My FIWARE Story: FIWARE Zone & the iHubs Programme

Jan 20, 2017Industry

A couple of months before the 1st FIWARE Summit, the city of Málaga was the meeting point around sustainable urban communities, and gathered representatives from several companies and institutions that are working towards an innovative and viable model for the smart cities.

There, we had the chance to talk with some of the contributors involved in that process. A company like Adevice plays a substantial role in the advancement of Sevilla as a smart city: while creating an automated monitoring system for the city’s ornamental fountains, Adevice also has provided means to interconnect the already existing infrastructures using their own IoT-ready devices –part of the FIWARE catalogue and operating now also in the Canary Islands.

Taking care of the local and regional ecosystems is a crucial aspect for the smart-development focus: to act knowing the particularities of each community and to engage the nearest actors eases the path to succeed within a global framework for the IoT-enables smart cities.

Maria Virtudes Briz, FIWARE expert, explained us some of the projects that Telefónica is currently running in Santiago de Chile: “We are including data from Transantiago that allows us to geolocalize in real-time the position of each one of the buses moving around the city”. Studying the data flow in each community allows “to understand which the behavior of each one of the citizens is and to give each one of them better tips according to their likings”.

To act locally upon our global strategy is the key mission of the FIWARE iHub Programme. The iHubs are physical meeting points for developers, experts, startups, students and other community members. The programme aims to show the path by example, offering coaching and training, tailored for each one of our contributors.

iHubsAt the 1st FIWARE Summit, the programme was reviewed: what we have achieved and the challenges ahead. We also had the chance to meet two iHubs that are being particularly successful in pushing the community around and getting it to know and to use FIWARE: Faubourg Numérique in France, and INiTS in Austria.

Another announcement made at the Summit –and advanced at the GreenCities event–, was the creation of the FIWARE Zone, a further development of the iHub focus, with two innovation centers in Malaga and Seville.

This new project aims to reach the whole region and boost its global projection, but starting with the engagement of local innovators. As Antonio Cabello, from the Regional Government Economy and Innovation Office, puts it: “Andalucía Smart 2020 takes up the commitment of the Regional Government (Junta de Andalucía) to drive a smart development model on the forthcoming years”. A commitment that needs “to offer, to cities and municipalities, a model that serves them as a guide to develop their strategic project becoming Smart Cities”.

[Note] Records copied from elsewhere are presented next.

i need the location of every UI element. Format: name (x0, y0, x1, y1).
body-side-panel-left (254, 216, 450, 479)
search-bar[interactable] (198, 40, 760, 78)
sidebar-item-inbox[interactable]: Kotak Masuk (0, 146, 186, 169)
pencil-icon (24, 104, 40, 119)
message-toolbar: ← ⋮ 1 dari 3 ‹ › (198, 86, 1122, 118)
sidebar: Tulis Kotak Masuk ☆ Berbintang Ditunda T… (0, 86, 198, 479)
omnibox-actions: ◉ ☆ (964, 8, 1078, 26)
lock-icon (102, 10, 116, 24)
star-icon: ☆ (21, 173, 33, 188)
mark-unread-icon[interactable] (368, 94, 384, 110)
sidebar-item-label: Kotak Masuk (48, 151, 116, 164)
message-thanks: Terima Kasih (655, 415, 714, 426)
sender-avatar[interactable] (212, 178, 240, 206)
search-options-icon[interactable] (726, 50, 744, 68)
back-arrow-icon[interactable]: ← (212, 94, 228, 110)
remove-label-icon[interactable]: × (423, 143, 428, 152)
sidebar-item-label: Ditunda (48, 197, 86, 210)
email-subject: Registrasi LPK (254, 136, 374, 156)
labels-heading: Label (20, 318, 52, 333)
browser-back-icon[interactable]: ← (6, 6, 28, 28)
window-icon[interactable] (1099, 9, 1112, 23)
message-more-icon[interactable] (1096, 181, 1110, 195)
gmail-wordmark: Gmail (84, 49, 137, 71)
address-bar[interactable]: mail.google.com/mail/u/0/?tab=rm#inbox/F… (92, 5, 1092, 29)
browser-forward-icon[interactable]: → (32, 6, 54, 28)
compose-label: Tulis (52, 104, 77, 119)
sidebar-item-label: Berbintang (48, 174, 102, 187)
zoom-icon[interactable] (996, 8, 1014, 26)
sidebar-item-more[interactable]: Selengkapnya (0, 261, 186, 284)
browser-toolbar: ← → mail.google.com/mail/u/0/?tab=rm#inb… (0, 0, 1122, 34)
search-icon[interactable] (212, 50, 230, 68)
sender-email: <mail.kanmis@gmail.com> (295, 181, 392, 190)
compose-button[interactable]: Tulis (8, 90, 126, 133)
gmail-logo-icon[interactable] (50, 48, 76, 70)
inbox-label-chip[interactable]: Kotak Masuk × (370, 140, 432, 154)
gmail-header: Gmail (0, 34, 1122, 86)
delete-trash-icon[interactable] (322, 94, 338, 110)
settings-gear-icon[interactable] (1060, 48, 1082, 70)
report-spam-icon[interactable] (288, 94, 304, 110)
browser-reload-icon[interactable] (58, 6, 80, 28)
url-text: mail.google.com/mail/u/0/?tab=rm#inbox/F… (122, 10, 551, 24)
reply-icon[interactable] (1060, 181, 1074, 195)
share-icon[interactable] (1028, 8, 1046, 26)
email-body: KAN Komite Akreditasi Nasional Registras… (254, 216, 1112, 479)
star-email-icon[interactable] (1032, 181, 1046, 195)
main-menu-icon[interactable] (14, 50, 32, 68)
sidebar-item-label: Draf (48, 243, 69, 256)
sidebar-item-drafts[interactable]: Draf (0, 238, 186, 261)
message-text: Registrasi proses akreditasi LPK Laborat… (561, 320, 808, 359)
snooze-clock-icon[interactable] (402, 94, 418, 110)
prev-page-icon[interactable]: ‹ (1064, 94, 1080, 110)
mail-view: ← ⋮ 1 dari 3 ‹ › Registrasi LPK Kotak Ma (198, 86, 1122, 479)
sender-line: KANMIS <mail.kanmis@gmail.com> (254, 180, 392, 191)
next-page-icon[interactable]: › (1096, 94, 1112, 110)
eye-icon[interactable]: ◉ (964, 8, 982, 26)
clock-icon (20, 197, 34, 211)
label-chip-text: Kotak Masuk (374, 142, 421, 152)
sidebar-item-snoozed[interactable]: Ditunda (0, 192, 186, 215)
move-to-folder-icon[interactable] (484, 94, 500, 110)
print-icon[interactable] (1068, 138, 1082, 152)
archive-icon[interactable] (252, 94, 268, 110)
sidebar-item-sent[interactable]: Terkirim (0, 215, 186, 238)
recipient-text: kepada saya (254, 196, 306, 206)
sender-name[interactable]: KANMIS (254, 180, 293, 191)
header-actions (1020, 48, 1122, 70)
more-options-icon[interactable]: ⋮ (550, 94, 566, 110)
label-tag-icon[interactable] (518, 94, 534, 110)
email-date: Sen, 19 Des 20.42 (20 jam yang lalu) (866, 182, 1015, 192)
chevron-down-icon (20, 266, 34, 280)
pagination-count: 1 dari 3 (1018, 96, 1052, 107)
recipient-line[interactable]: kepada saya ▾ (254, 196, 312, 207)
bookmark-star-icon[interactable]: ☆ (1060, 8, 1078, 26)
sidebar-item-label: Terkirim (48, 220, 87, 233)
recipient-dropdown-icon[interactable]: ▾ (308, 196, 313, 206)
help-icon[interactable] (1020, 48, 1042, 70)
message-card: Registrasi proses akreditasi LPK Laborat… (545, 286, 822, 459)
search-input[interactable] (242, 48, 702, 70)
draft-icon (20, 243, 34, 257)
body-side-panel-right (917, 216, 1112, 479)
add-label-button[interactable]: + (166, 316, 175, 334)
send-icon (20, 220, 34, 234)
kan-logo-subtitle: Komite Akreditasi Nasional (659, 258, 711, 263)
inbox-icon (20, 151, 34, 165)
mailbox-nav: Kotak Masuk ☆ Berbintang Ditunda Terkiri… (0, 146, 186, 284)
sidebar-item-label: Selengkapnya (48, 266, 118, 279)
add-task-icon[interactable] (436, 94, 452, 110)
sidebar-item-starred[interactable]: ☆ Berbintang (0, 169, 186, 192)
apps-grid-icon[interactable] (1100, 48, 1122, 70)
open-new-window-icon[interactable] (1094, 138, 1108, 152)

Juan Marcelo Gaitán, director of the FIWARE Zone, links that vision with the direct empowerment of each person or company contributing to and profiting from FIWARE: “We want to help any entrepreneur developing a solution, an application, a technological project that could be sold to any city that uses a platform compliant with the standard”.
To achieve that “We all must get hands-on with FIWARE, touching the technology, creating urban labs, real physical labs where the integrated technology and the devices that are offering added value to the City are physically there”.

The FIWARE Zone will be officially launched next Tuesday, January 24th. The project will de unfolding over six axes:

  • Innovation Centers and Urban Labs, with two centers and three labs at the moment, demoing the solutions and providing laboratories and training equipment, showcasing the IoT-Ready devices and functioning as a testbed, attracting the best Smart City projects.
     
  • The Platform perspective, with each center being a FIWARE instance, offering the technology and resources to develop and test pilot projects, and gathering and offering data, integrating it with FI-LAB.
     
  • University, offering training, laboratory experimentation and research groups. As Gaitán explains it: “The University has to spread the knowledge around the technology in order to allow the students to join the companies incorporating that knowledge with them and promoting the development of that technology, within the companies”.
     
  • Challenge IoT, an open call where developing teams can present and deploy their ideas, awarding the best of them and opening a network comprising the sponsoring companies and institutions, and the startups and entrepreneurs.
     
  • Market, offering support and training sessions on the FIWARE technologies, in order to create or to adapt innovative products that are FIWARE compliant, facilitating the access to the commercial resources that we are offering for powered by FIWARE solutions, like the IoT-Ready programme or the recently launched FIWARE Marketplace.